Did not care pretty much sums it up. Anti-aliasing filters are not required for oscilloscope applications and actually conflict with them. These old instruments did not include anti-aliasing filters because they were not needed and would detract from their performance and intended applications. Instead of adding anti-aliasing, functions like peak detection, histogram acquisition, and huge record lengths (LeCroy) were added.
However if you want to get the maximum bandwidth versus samplerate then the golden spot is to have the bandwidth at fs/2.5 where sin x/x reconstruction still works well. That gives enough headroom to have a reasonable anti-aliasing filter without too much 'funny' side effects. The ENOB on most scopes is likely 7 bits (or even less) so 42dB of attenuation at fs/1.7 (*) is enough.
Fsample/2.5 is an arbitrary criteria.

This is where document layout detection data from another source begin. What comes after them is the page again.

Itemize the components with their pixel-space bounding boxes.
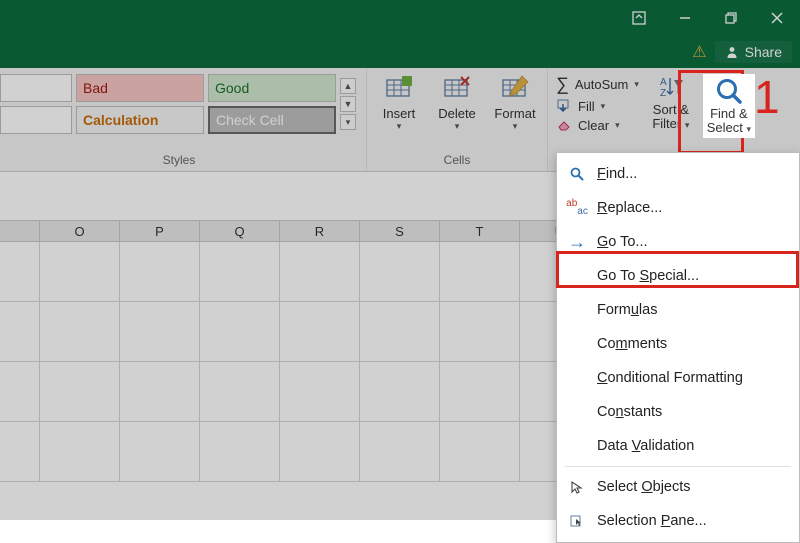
gallery-more-button[interactable]: ▾ (340, 114, 356, 130)
col-header[interactable] (0, 221, 40, 241)
autosum-label: AutoSum (575, 77, 628, 92)
menu-label: Conditional Formatting (597, 370, 743, 386)
window-titlebar (0, 0, 800, 36)
col-header[interactable]: R (280, 221, 360, 241)
share-button[interactable]: Share (715, 41, 792, 63)
fill-down-icon (556, 98, 572, 114)
minimize-button[interactable] (662, 0, 708, 36)
ribbon-group-styles: Bad Good Calculation Check Cell ▲ ▼ ▾ St… (0, 68, 367, 171)
annotation-number-1: 1 (754, 70, 780, 124)
fill-label: Fill (578, 99, 595, 114)
menu-label: Formulas (597, 302, 657, 318)
format-icon (500, 74, 530, 104)
selection-pane-icon (567, 514, 587, 528)
delete-label: Delete (438, 106, 476, 121)
menu-separator (565, 466, 791, 467)
menu-label: Select Objects (597, 479, 691, 495)
style-swatch-check-cell[interactable]: Check Cell (208, 106, 336, 134)
gallery-up-button[interactable]: ▲ (340, 78, 356, 94)
group-label-cells: Cells (375, 153, 539, 169)
insert-cells-button[interactable]: Insert ▾ (375, 74, 423, 132)
gallery-scroll-buttons: ▲ ▼ ▾ (340, 74, 358, 134)
warning-icon: ⚠ (692, 42, 706, 62)
menu-item-selection-pane[interactable]: Selection Pane... (557, 504, 799, 538)
sort-filter-icon: AZ (658, 74, 684, 102)
menu-item-find[interactable]: Find... (557, 157, 799, 191)
dropdown-caret-icon: ▾ (397, 121, 402, 132)
svg-text:A: A (660, 77, 667, 88)
autosum-button[interactable]: ∑ AutoSum ▾ (556, 74, 639, 95)
col-header[interactable]: Q (200, 221, 280, 241)
style-swatch-calculation[interactable]: Calculation (76, 106, 204, 134)
menu-item-goto[interactable]: → Go To... (557, 225, 799, 259)
menu-item-select-objects[interactable]: Select Objects (557, 470, 799, 504)
insert-icon (384, 74, 414, 104)
menu-label: Selection Pane... (597, 513, 707, 529)
clear-label: Clear (578, 118, 609, 133)
ribbon-display-options-button[interactable] (616, 0, 662, 36)
ribbon-group-cells: Insert ▾ Delete ▾ (367, 68, 548, 171)
replace-icon: abac (567, 200, 587, 216)
fill-button[interactable]: Fill ▾ (556, 98, 639, 114)
style-swatch-normal[interactable] (0, 74, 72, 102)
menu-label: Find... (597, 166, 637, 182)
magnifier-icon (714, 76, 744, 106)
menu-item-conditional-formatting[interactable]: Conditional Formatting (557, 361, 799, 395)
format-label: Format (494, 106, 535, 121)
menu-item-data-validation[interactable]: Data Validation (557, 429, 799, 463)
dropdown-caret-icon: ▾ (601, 101, 606, 112)
arrow-right-icon: → (567, 232, 587, 253)
col-header[interactable]: S (360, 221, 440, 241)
menu-item-constants[interactable]: Constants (557, 395, 799, 429)
dropdown-caret-icon: ▾ (615, 120, 620, 131)
eraser-icon (556, 117, 572, 133)
insert-label: Insert (383, 106, 416, 121)
sigma-icon: ∑ (556, 74, 569, 95)
col-header[interactable]: P (120, 221, 200, 241)
style-label: Check Cell (216, 112, 284, 128)
close-button[interactable] (754, 0, 800, 36)
group-label-styles: Styles (0, 153, 358, 169)
menu-item-replace[interactable]: abac Replace... (557, 191, 799, 225)
dropdown-caret-icon: ▾ (455, 121, 460, 132)
style-swatch-blank[interactable] (0, 106, 72, 134)
menu-label: Comments (597, 336, 667, 352)
style-label: Bad (83, 80, 108, 96)
delete-cells-button[interactable]: Delete ▾ (433, 74, 481, 132)
style-swatch-good[interactable]: Good (208, 74, 336, 102)
menu-item-formulas[interactable]: Formulas (557, 293, 799, 327)
menu-label: Go To Special... (597, 268, 699, 284)
menu-label: Replace... (597, 200, 662, 216)
find-select-button[interactable]: Find &Select ▾ (703, 74, 755, 138)
magnifier-icon (567, 166, 587, 182)
menu-label: Go To... (597, 234, 648, 250)
dropdown-caret-icon: ▾ (513, 121, 518, 132)
col-header[interactable]: O (40, 221, 120, 241)
clear-button[interactable]: Clear ▾ (556, 117, 639, 133)
style-swatch-bad[interactable]: Bad (76, 74, 204, 102)
person-icon (725, 45, 739, 59)
style-label: Good (215, 80, 249, 96)
cursor-icon (567, 480, 587, 494)
sort-filter-button[interactable]: AZ Sort &Filter ▾ (645, 74, 697, 138)
find-select-menu: Find... abac Replace... → Go To... Go To… (556, 152, 800, 543)
svg-text:Z: Z (660, 88, 666, 99)
format-cells-button[interactable]: Format ▾ (491, 74, 539, 132)
share-bar: ⚠ Share (0, 36, 800, 68)
cell-styles-gallery[interactable]: Bad Good Calculation Check Cell (0, 74, 336, 134)
menu-item-comments[interactable]: Comments (557, 327, 799, 361)
col-header[interactable]: T (440, 221, 520, 241)
share-label: Share (745, 44, 782, 60)
menu-label: Data Validation (597, 438, 694, 454)
dropdown-caret-icon: ▾ (634, 79, 639, 90)
menu-label: Constants (597, 404, 662, 420)
restore-button[interactable] (708, 0, 754, 36)
delete-icon (442, 74, 472, 104)
gallery-down-button[interactable]: ▼ (340, 96, 356, 112)
menu-item-goto-special[interactable]: Go To Special... (557, 259, 799, 293)
style-label: Calculation (83, 112, 158, 128)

At various times it has been Fsample/4, Fsample/5, or Fsample/10. Fsample/2.5 does *not* give nearly enough headroom for any anti-aliasing filter with acceptable transient response because the transition band between the -3dB bandwidth and Nyquist frequency is just too small even for only 8-bit resolution. It can work for audio but not for a time domain instrument and even audio applications now use much higher oversampling ratios with large transition bands. (2)

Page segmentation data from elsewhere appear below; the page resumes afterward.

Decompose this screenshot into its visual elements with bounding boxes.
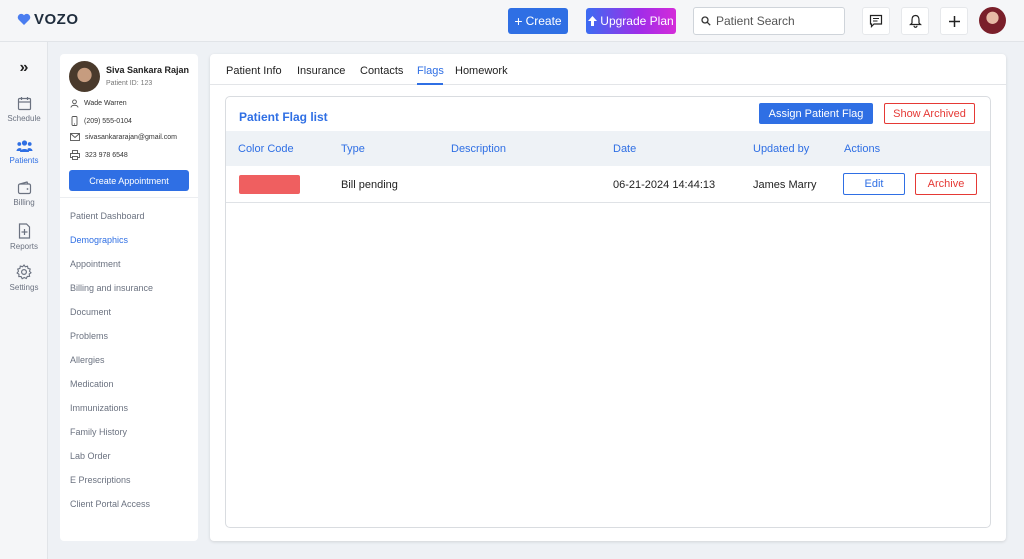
mail-icon [70,133,80,141]
patient-search-box[interactable] [693,7,845,35]
create-appointment-button[interactable]: Create Appointment [69,170,189,191]
app-logo[interactable]: VOZO [17,11,79,28]
patient-id: Patient ID: 123 [106,80,153,87]
plus-icon: + [514,13,523,29]
top-bar: VOZO + Create Upgrade Plan [0,0,1024,42]
flag-date: 06-21-2024 14:44:13 [613,179,716,191]
patient-flag-panel: Patient Flag list Assign Patient Flag Sh… [225,96,991,528]
patient-avatar [69,61,100,92]
plus-icon [948,15,960,27]
sidebar-item-document[interactable]: Document [70,307,111,317]
sidebar-item-billing-insurance[interactable]: Billing and insurance [70,283,153,293]
sidebar-item-problems[interactable]: Problems [70,331,108,341]
archive-flag-button[interactable]: Archive [915,173,977,195]
sidebar-item-client-portal-access[interactable]: Client Portal Access [70,499,150,509]
patient-fax: 323 978 6548 [70,150,128,160]
arrow-up-icon [588,16,598,26]
chat-icon [869,14,883,28]
icon-rail: » Schedule Patients Billing Reports Sett… [0,42,48,559]
messages-button[interactable] [862,7,890,35]
patient-name: Siva Sankara Rajan [106,65,190,75]
sidebar-item-e-prescriptions[interactable]: E Prescriptions [70,475,131,485]
active-tab-indicator [417,83,443,85]
panel-title: Patient Flag list [239,110,328,124]
column-header-updated-by: Updated by [753,143,810,155]
sidebar-item-family-history[interactable]: Family History [70,427,127,437]
tab-flags[interactable]: Flags [417,65,444,77]
patient-sidebar: Siva Sankara Rajan Patient ID: 123 Wade … [60,54,198,541]
users-icon [16,140,32,152]
sidebar-divider [60,197,198,198]
phone-icon [71,116,78,126]
flag-type: Bill pending [341,179,398,191]
edit-flag-button[interactable]: Edit [843,173,905,195]
printer-icon [70,150,80,160]
app-name: VOZO [34,11,79,28]
bell-icon [908,14,922,28]
sidebar-item-immunizations[interactable]: Immunizations [70,403,128,413]
flag-updated-by: James Marry [753,179,817,191]
patient-tabs: Patient Info Insurance Contacts Flags Ho… [210,54,1006,85]
patient-email: sivasankararajan@gmail.com [70,133,177,141]
column-header-type: Type [341,143,365,155]
show-archived-button[interactable]: Show Archived [884,103,975,124]
sidebar-item-demographics[interactable]: Demographics [70,235,128,245]
rail-item-reports[interactable]: Reports [0,223,48,251]
tab-insurance[interactable]: Insurance [297,65,345,77]
heart-logo-icon [17,13,31,25]
assign-patient-flag-button[interactable]: Assign Patient Flag [759,103,873,124]
tab-patient-info[interactable]: Patient Info [226,65,282,77]
calendar-icon [17,97,31,111]
rail-item-settings[interactable]: Settings [0,264,48,292]
patient-contact-name: Wade Warren [70,99,127,108]
create-button[interactable]: + Create [508,8,568,34]
quick-add-button[interactable] [940,7,968,35]
report-icon [18,223,30,239]
patient-phone: (209) 555-0104 [70,116,132,126]
table-header: Color Code Type Description Date Updated… [226,131,990,166]
rail-item-schedule[interactable]: Schedule [0,96,48,123]
user-avatar[interactable] [979,7,1006,34]
search-icon [701,16,711,26]
person-icon [70,99,79,108]
sidebar-item-medication[interactable]: Medication [70,379,114,389]
table-row: Bill pending 06-21-2024 14:44:13 James M… [226,166,990,203]
rail-item-patients[interactable]: Patients [0,139,48,165]
flag-color-swatch [239,175,300,194]
wallet-icon [17,181,31,195]
main-content: Patient Info Insurance Contacts Flags Ho… [210,54,1006,541]
column-header-description: Description [451,143,507,155]
column-header-actions: Actions [844,143,881,155]
gear-icon [16,264,32,280]
sidebar-item-lab-order[interactable]: Lab Order [70,451,111,461]
expand-sidebar-icon[interactable]: » [0,59,48,77]
column-header-date: Date [613,143,637,155]
sidebar-item-appointment[interactable]: Appointment [70,259,121,269]
tab-contacts[interactable]: Contacts [360,65,403,77]
upgrade-plan-button[interactable]: Upgrade Plan [586,8,676,34]
sidebar-item-patient-dashboard[interactable]: Patient Dashboard [70,211,145,221]
sidebar-item-allergies[interactable]: Allergies [70,355,105,365]
tab-homework[interactable]: Homework [455,65,508,77]
column-header-color-code: Color Code [238,143,294,155]
rail-item-billing[interactable]: Billing [0,181,48,207]
patient-search-input[interactable] [716,14,836,28]
notifications-button[interactable] [901,7,929,35]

* Say you have a 1Gs/s scope. fs/2.5=400MHz bandwidth. FNyquist=500MHz. Because the anti aliasing filters wraps around the nyquist frequency you'll need at least 42dB of dampening at 600MHz (in the analog domain). 600MHz= approx. fs/1,7
I wish you good luck making that filter. The practically unknown example I gave was 24dB/octave and that was only at 20 and 100 MHz. There is a reason elliptical filters typically used for anti-aliasing are absolutely *not* used in time domain applications.
The original question involved compensating the bandwidth in software and high end DSOs, especially high bandwidth ones, do exactly this. I think Keysight has discussed this issue in depth. The frequency and phase response is tested during calibration and the correction factors are used to produce what I assume is a FIR filter to correct the response.

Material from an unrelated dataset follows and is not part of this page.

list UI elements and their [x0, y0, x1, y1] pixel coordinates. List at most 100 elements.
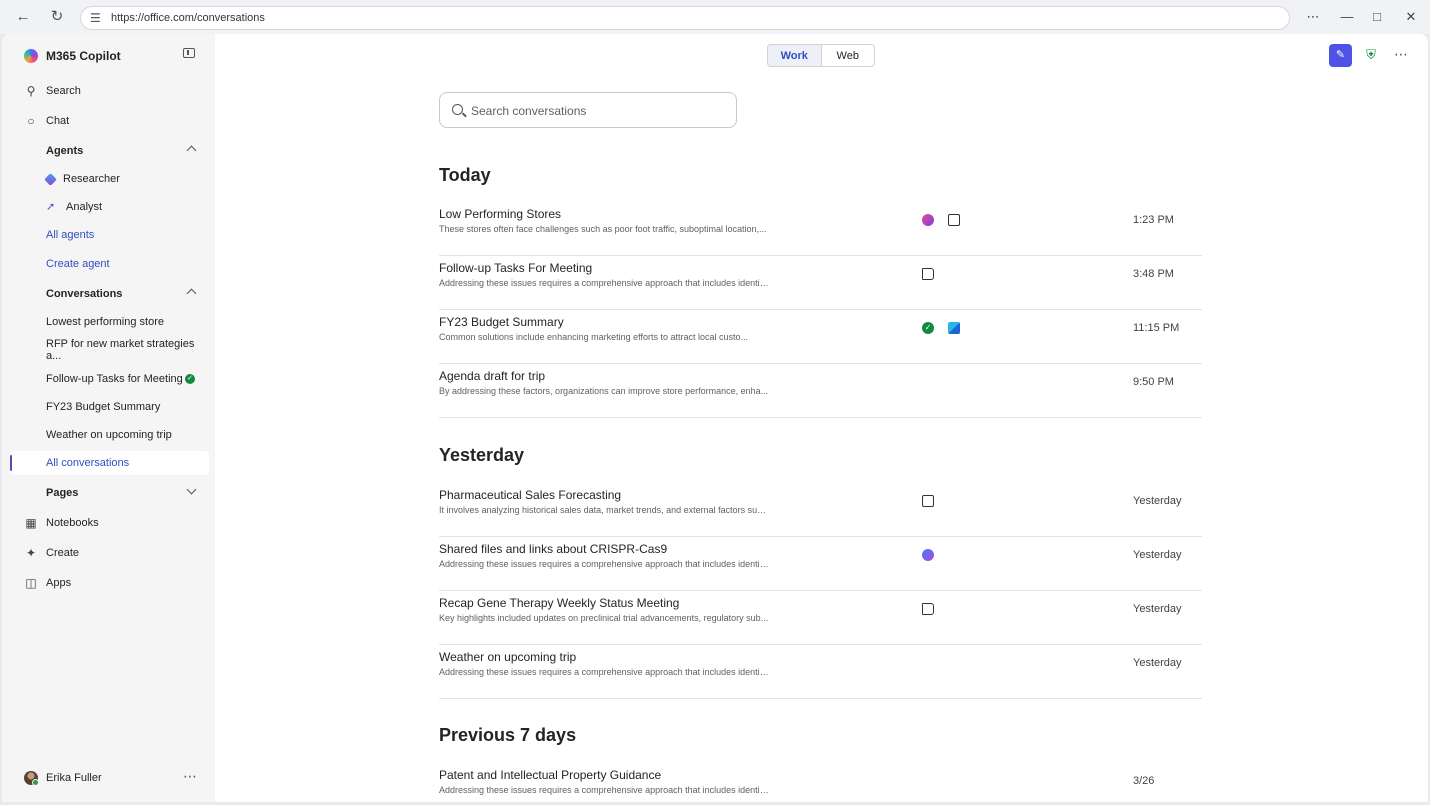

But no software could correct for the response of the anti-aliasing filter you are suggesting. The poor transient response would overload the digitizer on peaks and the response would shift too much with time and temperature. Even DSOs which no extra filtering have this later problem which is why bandwidth and rise time specifications are qualified to a specific temperature range. True anti-alias filters would make this much worse.
(1) DSOs which operate on their processed display record like Rigol cannot make these measurements which is actually a step back from analog oscilloscopes which can. Unless special care is taken, the processing to produce the display record destroys the histogram of the original signal.
(2) Many disagree that this works or ever worked for audio but the question has become irrelevant since this is not done anymore.